John had heard the rumours of an alien fleet coming to annihilate the planet, and had the common sense to flee for his life any way he could. The freezer he was currently clambering into was scheduled for delivery to a distant planet by a local freighter, though he couldn't help thinking that the schedule looked a bit old. Suddenly, he spotted two of his fellow Romans coming round the corner into the cargo dock.
'Chef? Are you around here anywhere?' shouted the first.
'Yeah come on Chef, they're calling us out to fight' chipped in the second.
The Master Chef's knees knocked together violently from a combination of the cold of the freezer and the thought of actually fighting in a battle.
'Get rid of them!' he hissed to the nearest dockyard attendee, for whom he had whipped up a soufflé the previous day. The attendee knew exactly what he and his friends could do to get rid of the encroaching Romans.

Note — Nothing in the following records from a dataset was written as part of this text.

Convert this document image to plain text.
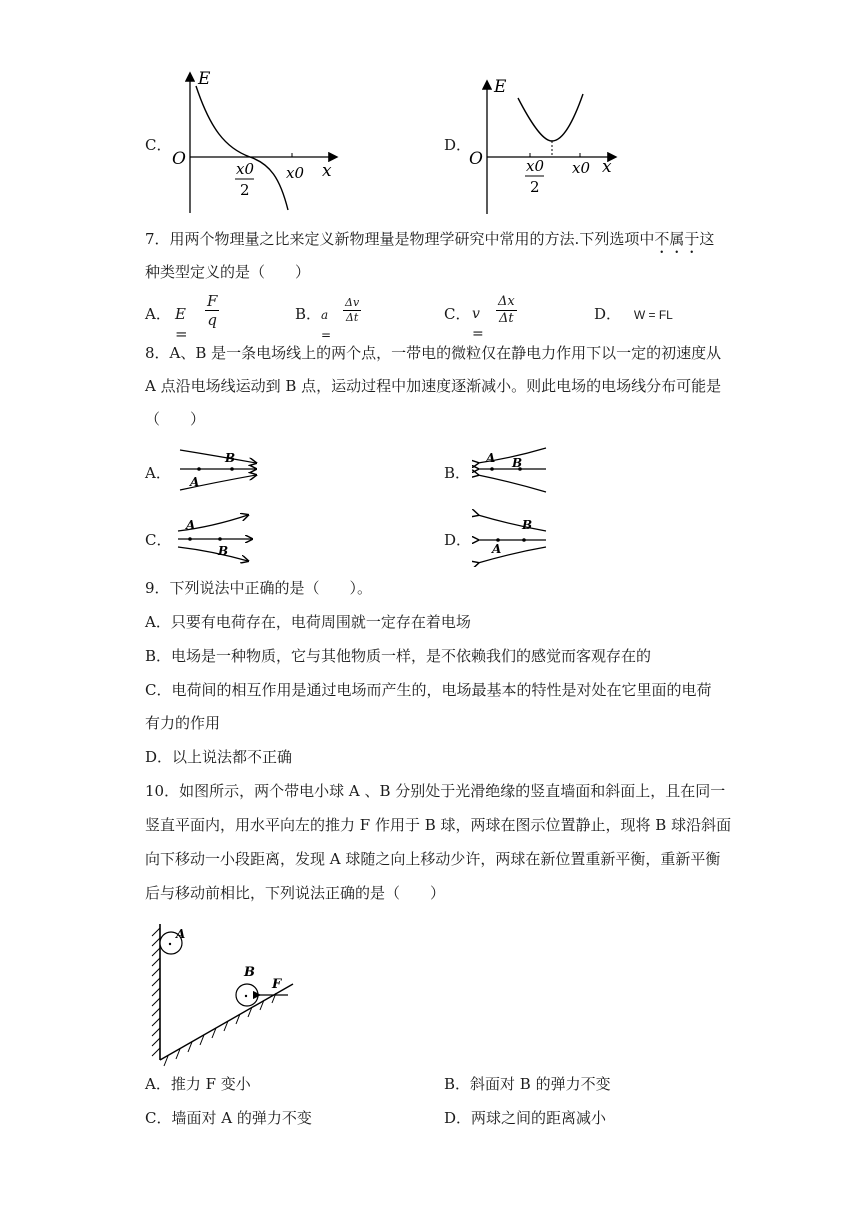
C．
E
O
x
x0
x0
2
D．
E
O	x
x0
x0
2
7．用两个物理量之比来定义新物理量是物理学研究中常用的方法.下列选项中不属于这
种类型定义的是（　　）
A． E =
$\frac{F}{q}$	B． a =
$\frac{\Delta v}{\Delta t}$	C． v =
$\frac{\Delta x}{\Delta t}$	D． W = FL
8．A、B 是一条电场线上的两个点，一带电的微粒仅在静电力作用下以一定的初速度从
A 点沿电场线运动到 B 点，运动过程中加速度逐渐减小。则此电场的电场线分布可能是
（　　）
A． A
B
B．
A B
C．
A
B
D． A
B
9．下列说法中正确的是（　　）。
A．只要有电荷存在，电荷周围就一定存在着电场
B．电场是一种物质，它与其他物质一样，是不依赖我们的感觉而客观存在的
C．电荷间的相互作用是通过电场而产生的，电场最基本的特性是对处在它里面的电荷
有力的作用
D．以上说法都不正确
10．如图所示，两个带电小球 A 、B 分别处于光滑绝缘的竖直墙面和斜面上，且在同一
竖直平面内，用水平向左的推力 F 作用于 B 球，两球在图示位置静止，现将 B 球沿斜面
向下移动一小段距离，发现 A 球随之向上移动少许，两球在新位置重新平衡，重新平衡
后与移动前相比，下列说法正确的是（　　）
A
B
F
A．推力 F 变小	B．斜面对 B 的弹力不变
C．墙面对 A 的弹力不变	D．两球之间的距离减小
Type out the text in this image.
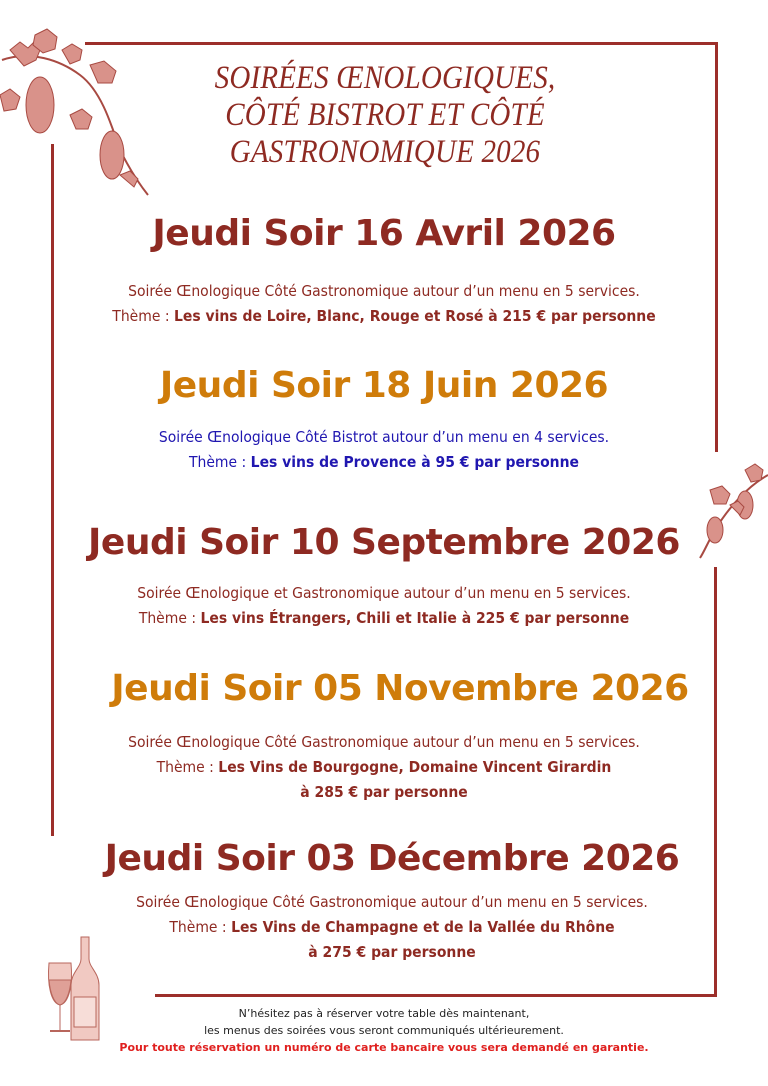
SOIRÉES ŒNOLOGIQUES,
CÔTÉ BISTROT ET CÔTÉ
GASTRONOMIQUE 2026
Jeudi Soir 16 Avril 2026
Soirée Œnologique Côté Gastronomique autour d’un menu en 5 services.
Thème : Les vins de Loire, Blanc, Rouge et Rosé à 215 € par personne
Jeudi Soir 18 Juin 2026
Soirée Œnologique Côté Bistrot autour d’un menu en 4 services.
Thème : Les vins de Provence à 95 € par personne
Jeudi Soir 10 Septembre 2026
Soirée Œnologique et Gastronomique autour d’un menu en 5 services.
Thème : Les vins Étrangers, Chili et Italie à 225 € par personne
Jeudi Soir 05 Novembre 2026
Soirée Œnologique Côté Gastronomique autour d’un menu en 5 services.
Thème : Les Vins de Bourgogne, Domaine Vincent Girardin
à 285 € par personne
Jeudi Soir 03 Décembre 2026
Soirée Œnologique Côté Gastronomique autour d’un menu en 5 services.
Thème : Les Vins de Champagne et de la Vallée du Rhône
à 275 € par personne
N’hésitez pas à réserver votre table dès maintenant,
les menus des soirées vous seront communiqués ultérieurement.
Pour toute réservation un numéro de carte bancaire vous sera demandé en garantie.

'I'm Spartacus!' they chorused.
As the two Romans fled, covering their ears and wailing some gibberish about Kirk Douglas, the Chef did feel a little sorry for his "friends" in the laughing stock that was the Roman training programme. But it didn't matter; soon he would be off this doomed rock and on his way to a better life. As the freezer did its work and his teeth began to chatter, he felt his stomach go through the floor as the final cargo was hoisted up onto the waiting freight container. Claxons sounded some time later, and he felt the ship jump to hyperspace.
'Free and safe at last!' he whispered to himself, watching his breath mist up the window on the freezer door. The claxons stopped. The Chef, after tracing a rude image in the condensation, fell asleep.
* MAK stands for Magnetically Accelerated Kettle. The war effort had taken its toll on the populace, who had been encouraged to give up their kitchen items to help their brave forces. Popular myth suggests it really stands for 'Might Actually Kill'.
** Simulating munching anyway. That's what you get when you combine a bored programmer and a humorous streak.